2. If anyone thinks the Brazilians are a bit nonchalant about getting down to work to get things done for the 2016 Games, let me assure you that the folks who run DC and the surrounding jurisdictions taught the Brazilians everything the Brazilians know about procrastination. Let me give you a short example of now “things get done” in the DC area:
In the mid-90s, studies and plans for an extension of the Metro to Dulles Airport began to happen.
Construction began in 2008.
Last week, the first HALF of the extension opened; it is just over 11 miles long. It took almost 6 years to build an 11-mile train line all above ground.
The second half is scheduled to be finished in 2018; if it opens then, it will be the first time Metro has met a scheduled milestone.
Here is how things tend to “work” in the DC area. Imagine that the plan calls for you to run a four-minute mile. Now the execution phase of that plan would go along and no one would foresee that having you run the final quarter mile in 9 seconds makes the execution phase impossible. Sad but true… Also, please ignore the fact that the District of Columbia has far more urgent things on which to spend its money – not the least of which would be its public school system. DC would be a terrible choice…
The other cities supposedly interested are:
Boston: They have a lot of venues already in place. I am not sure where they would find convenient real estate for an Olympic Village but I am sure the planners will come up with something there. Traffic congestion would be a significant issue for me.
Dallas: Again, they have facilities already in place – including Cowboys’ Stadium to host the opening and closing ceremonies. Moreover, there surely are “moneyed interests” in the area to make this happen. Summer weather in Dallas can be “very interesting”…
Los Angeles: They have just about everything they might need on hand since they hosted the games in 1984. Traffic congestion would be a significant challenge.
San Diego: According to a report I read, San Diego would “partner” with Tijuana, Mexico if it puts forth a bid. Has anyone seen recent photos of the traffic jam at the border crossing there?
San Francisco: Given the stadiums for baseball, football (collegiate and pro) and the arenas for basketball and hockey that are in the area, this could be a viable venue.
The USOC hopes to make its selection for the US bid by the end of 2014 and the presentation to the IOC will happen in September 2015. International “competition” for the games will come from Doha, Qatar; Paris, France; Rome, Italy; St. Petersburg, Russia; and Istanbul, Turkey.
Meanwhile, the NY Times reported that an IOC official who had his eye on the Brazilian preparations for the 2016 Games called them “the worst I have ever experienced.” If anyone recalls the nonsense associated with the Athens’ preparations, the Brazilians have hurdled over a very high bar indeed.
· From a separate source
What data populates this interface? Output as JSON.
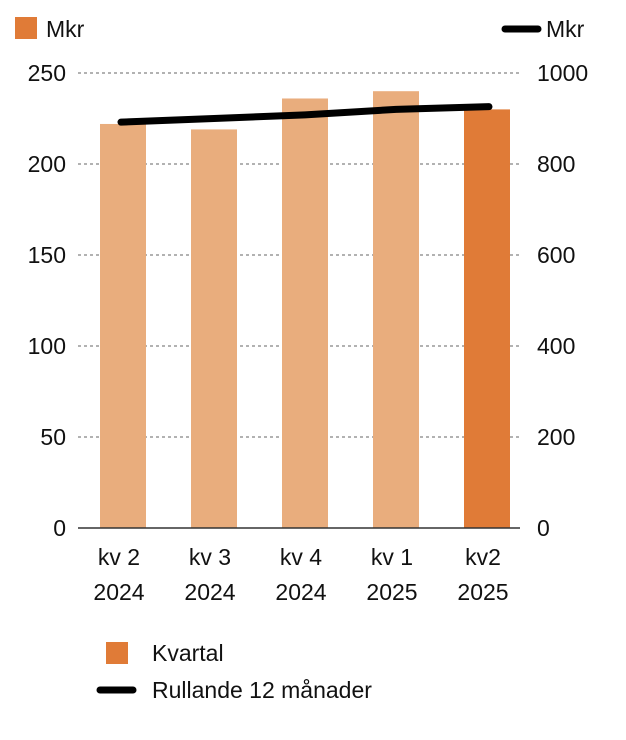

One issue with the host city of Rio de Janeiro is that many of their waterways are polluted water; the reason for that is pretty basic; according to the government in Rio, only 35% of the wastewater/sewage in the city is treated meaning 65% of the sewage generated by 6.35 million people in the city proper and by about 12 million people in the “greater Rio area”. Why is this a problem?
In the summer games, there are sports such as canoeing, rowing, sailing and the triathlon, which put athletes in or right next to “natural bodies of water”. Now that you have that list, go back and read those stats about sewage treatment in Rio…
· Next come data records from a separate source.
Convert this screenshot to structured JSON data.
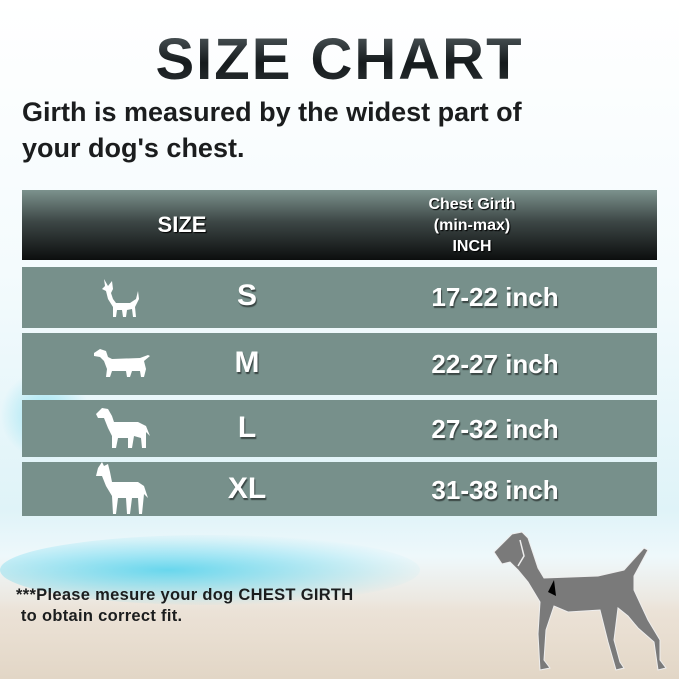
{
  "title": "SIZE CHART",
  "subtitle_line1": "Girth is measured by the widest part of",
  "subtitle_line2": "your dog's chest.",
  "table": {
    "headers": {
      "size": "SIZE",
      "girth_line1": "Chest Girth",
      "girth_line2": "(min-max)",
      "girth_line3": "INCH"
    },
    "rows": [
      {
        "icon": "chihuahua-icon",
        "size": "S",
        "girth": "17-22 inch"
      },
      {
        "icon": "dachshund-icon",
        "size": "M",
        "girth": "22-27 inch"
      },
      {
        "icon": "labrador-icon",
        "size": "L",
        "girth": "27-32 inch"
      },
      {
        "icon": "great-dane-icon",
        "size": "XL",
        "girth": "31-38 inch"
      }
    ]
  },
  "note_line1": "***Please mesure your dog CHEST GIRTH",
  "note_line2": " to obtain correct fit.",
  "colors": {
    "row_bg": "#77908b",
    "header_bottom": "#0c0e0e",
    "dog_gray": "#7a7a7a"
  }
}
I ran across this stat somewhere but I have lost the citation to where I found it. I will present it here and tip my hat to whomever it was that put it out there for me to find. It has to do with the value of a defensive catcher in baseball. Consider:
Yadier Molina came to the Cardinals full-time in 2005. Since that year, here are the teams in baseball that have allowed the fewest stolen bases.
Reds 720 (50% more than the Cards)
Twins 775 (61% more than the Cards)
D-Backs 780 (62% more than the Cards)
Finally, I do know where this stat came from. It came from Bob Molinaro in the Hampton Roads Virginian-Pilot:
“Flashback: Clayton Kershaw is today’s most dominating pitcher, but Sandy Koufax set the standard for Dodger left-handers. From 1961 through ’66, Koufax was 129-47, and while pitching every four days, completed 54 of 84 starts in 1965 and ’66.”